I feel a little dramatic today... I'm just overwhelmed, recognizing God's mission and God's grace in my life, despite my humanness and all my short-comings.  He wants me and loves me in spite of all of that.  Wow. 
Trying to do some writing exercises, hoping to someday get back to writing regularly... anyway... writing churns up old memories that put me in a run of emotions...

But here goes again... maybe I'll try a brief poem/practice.
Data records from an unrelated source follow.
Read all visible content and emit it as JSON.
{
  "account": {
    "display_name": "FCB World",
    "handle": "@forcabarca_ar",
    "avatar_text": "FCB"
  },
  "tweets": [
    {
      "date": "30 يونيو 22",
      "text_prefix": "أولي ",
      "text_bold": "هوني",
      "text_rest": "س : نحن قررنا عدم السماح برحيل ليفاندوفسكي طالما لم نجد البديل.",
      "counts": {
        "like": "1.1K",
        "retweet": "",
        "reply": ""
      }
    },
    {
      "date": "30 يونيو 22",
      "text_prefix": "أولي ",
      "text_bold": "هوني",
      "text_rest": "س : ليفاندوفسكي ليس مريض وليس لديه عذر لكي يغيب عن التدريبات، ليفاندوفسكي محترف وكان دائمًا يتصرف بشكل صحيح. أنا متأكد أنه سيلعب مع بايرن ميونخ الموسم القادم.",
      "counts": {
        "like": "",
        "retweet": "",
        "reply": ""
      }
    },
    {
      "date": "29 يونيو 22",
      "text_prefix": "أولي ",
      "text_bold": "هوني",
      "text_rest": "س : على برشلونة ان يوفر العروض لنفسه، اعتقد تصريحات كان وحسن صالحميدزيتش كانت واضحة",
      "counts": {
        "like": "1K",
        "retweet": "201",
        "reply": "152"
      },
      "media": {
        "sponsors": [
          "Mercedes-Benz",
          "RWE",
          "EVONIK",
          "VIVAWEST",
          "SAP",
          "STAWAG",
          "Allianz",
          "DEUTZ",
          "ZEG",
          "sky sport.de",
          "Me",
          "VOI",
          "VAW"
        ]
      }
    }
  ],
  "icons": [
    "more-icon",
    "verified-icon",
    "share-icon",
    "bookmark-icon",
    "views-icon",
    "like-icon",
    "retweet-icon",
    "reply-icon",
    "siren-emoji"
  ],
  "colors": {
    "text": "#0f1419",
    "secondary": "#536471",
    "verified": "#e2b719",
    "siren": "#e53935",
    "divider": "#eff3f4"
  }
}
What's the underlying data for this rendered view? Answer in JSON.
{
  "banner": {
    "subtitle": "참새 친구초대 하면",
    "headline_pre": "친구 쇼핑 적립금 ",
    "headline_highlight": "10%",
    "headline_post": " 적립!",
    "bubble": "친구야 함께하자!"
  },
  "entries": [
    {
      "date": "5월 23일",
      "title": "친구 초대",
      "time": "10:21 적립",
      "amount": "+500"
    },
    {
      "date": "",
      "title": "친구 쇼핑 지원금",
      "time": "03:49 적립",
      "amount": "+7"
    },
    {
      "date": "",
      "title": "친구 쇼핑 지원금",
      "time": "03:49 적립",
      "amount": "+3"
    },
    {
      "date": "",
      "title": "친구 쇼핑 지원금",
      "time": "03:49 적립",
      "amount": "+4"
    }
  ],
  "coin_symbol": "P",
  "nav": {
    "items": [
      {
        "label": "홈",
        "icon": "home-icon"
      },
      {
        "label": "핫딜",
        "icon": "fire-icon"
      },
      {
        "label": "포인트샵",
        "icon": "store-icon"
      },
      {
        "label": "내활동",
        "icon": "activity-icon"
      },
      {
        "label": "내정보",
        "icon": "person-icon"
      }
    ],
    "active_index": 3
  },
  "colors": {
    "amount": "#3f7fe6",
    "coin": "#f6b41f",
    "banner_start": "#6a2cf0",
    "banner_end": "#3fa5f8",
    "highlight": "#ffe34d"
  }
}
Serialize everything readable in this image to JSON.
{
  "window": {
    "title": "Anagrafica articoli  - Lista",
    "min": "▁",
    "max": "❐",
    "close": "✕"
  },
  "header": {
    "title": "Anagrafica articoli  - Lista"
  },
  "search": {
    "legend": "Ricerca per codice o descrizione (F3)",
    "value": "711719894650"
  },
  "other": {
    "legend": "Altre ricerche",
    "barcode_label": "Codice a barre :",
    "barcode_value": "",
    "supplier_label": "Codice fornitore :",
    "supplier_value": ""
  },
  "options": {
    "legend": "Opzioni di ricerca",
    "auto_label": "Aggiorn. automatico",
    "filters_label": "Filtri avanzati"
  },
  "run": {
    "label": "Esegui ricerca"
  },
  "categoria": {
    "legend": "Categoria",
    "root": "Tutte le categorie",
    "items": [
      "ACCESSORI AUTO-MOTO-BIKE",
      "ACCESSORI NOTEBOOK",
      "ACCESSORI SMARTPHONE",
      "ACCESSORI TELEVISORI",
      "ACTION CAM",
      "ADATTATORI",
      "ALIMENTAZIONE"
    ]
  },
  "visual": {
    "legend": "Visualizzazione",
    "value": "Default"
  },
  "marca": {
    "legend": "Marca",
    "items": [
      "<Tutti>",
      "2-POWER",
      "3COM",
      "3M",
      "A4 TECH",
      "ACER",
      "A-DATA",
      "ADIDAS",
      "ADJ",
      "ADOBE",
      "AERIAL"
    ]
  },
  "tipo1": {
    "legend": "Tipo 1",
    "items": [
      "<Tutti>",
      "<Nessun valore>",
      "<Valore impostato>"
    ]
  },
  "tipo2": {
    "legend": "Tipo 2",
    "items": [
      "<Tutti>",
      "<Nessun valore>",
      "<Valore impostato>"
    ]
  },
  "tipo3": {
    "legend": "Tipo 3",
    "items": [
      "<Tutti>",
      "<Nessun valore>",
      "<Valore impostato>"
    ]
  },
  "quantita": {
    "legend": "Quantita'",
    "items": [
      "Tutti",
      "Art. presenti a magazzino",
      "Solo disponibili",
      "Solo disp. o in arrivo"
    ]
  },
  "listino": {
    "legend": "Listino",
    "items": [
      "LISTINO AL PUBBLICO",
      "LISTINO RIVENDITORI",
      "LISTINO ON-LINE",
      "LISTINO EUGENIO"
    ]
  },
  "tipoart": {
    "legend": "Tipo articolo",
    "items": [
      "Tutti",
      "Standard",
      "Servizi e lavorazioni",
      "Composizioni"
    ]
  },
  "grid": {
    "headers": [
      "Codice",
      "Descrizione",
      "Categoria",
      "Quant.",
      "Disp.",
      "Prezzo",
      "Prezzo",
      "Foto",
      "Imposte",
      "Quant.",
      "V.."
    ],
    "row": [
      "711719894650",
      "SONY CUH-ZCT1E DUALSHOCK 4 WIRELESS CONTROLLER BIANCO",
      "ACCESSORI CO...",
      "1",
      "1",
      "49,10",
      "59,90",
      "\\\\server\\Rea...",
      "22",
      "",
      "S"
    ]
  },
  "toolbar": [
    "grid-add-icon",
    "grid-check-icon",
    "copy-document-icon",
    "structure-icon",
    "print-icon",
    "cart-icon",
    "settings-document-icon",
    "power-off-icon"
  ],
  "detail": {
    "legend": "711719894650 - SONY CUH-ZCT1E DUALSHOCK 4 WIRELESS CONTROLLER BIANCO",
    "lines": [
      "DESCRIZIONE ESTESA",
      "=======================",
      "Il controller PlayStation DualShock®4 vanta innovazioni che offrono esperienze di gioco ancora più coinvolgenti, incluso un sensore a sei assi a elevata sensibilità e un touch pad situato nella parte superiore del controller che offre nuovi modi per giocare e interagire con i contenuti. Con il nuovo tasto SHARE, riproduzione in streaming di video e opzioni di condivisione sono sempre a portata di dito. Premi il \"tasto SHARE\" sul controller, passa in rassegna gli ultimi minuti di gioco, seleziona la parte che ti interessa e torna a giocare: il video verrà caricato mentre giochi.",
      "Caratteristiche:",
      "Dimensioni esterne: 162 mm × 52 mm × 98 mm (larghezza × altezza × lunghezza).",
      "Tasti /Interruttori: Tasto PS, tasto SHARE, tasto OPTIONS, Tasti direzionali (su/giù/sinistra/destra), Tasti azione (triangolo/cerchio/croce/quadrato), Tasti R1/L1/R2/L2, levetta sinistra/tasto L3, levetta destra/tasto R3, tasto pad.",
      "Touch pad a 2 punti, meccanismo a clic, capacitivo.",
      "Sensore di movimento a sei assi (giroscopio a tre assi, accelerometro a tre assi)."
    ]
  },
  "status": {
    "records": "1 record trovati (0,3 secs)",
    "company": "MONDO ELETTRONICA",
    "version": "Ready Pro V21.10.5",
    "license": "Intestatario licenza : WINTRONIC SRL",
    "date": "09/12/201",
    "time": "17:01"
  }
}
canoes capped at river's edge
slip in sleeping bags, hot summer eve
off Thunder Bay shore, that's not
where we slept, but I remember
thunder, true tent-shaking thunder
sent me to your face--and what it felt
for Habakkuk at cliffside with your
prelude, the storm

outside whirring, clashing; or how Judy awoke
soaking on her mattress in bedclothes, house torn
by tornado and only the calm of your hand
sustains: as I sleep, keep me safe
yet out-
side of comfort

next steps... and a whole lot of metaphors.

I'm being broken again...  It's been a while since I let God take hold of my heart completely... and I've been yearning for it for a while.  See, my friend's little boy, Uriah Nevins, was diagnosed with leukemia last week.  In it, I've seen both of his parents posting daily on facebook or the online journal they set up for him, about God's mercy, God's presence, His unfailing love.  Full-on trust in Jesus.

This makes me ache.  Ache because I know that I have been so far-off, and that it's horrible but miraculous that a tragedy like this kid's illness could wake me up from my slumber and set me back in the Father's arms.

There isn't much else to say here.  I am a little stunned, still feel like I'm wandering a little bit drunk after hearing the news of Uriah's illness and his family's unshakeable trust in the God who cares, who came, who lived, who died, who rose again so that we may live.

And how to go about living when you've experienced this kind of grace.  So what's my next step?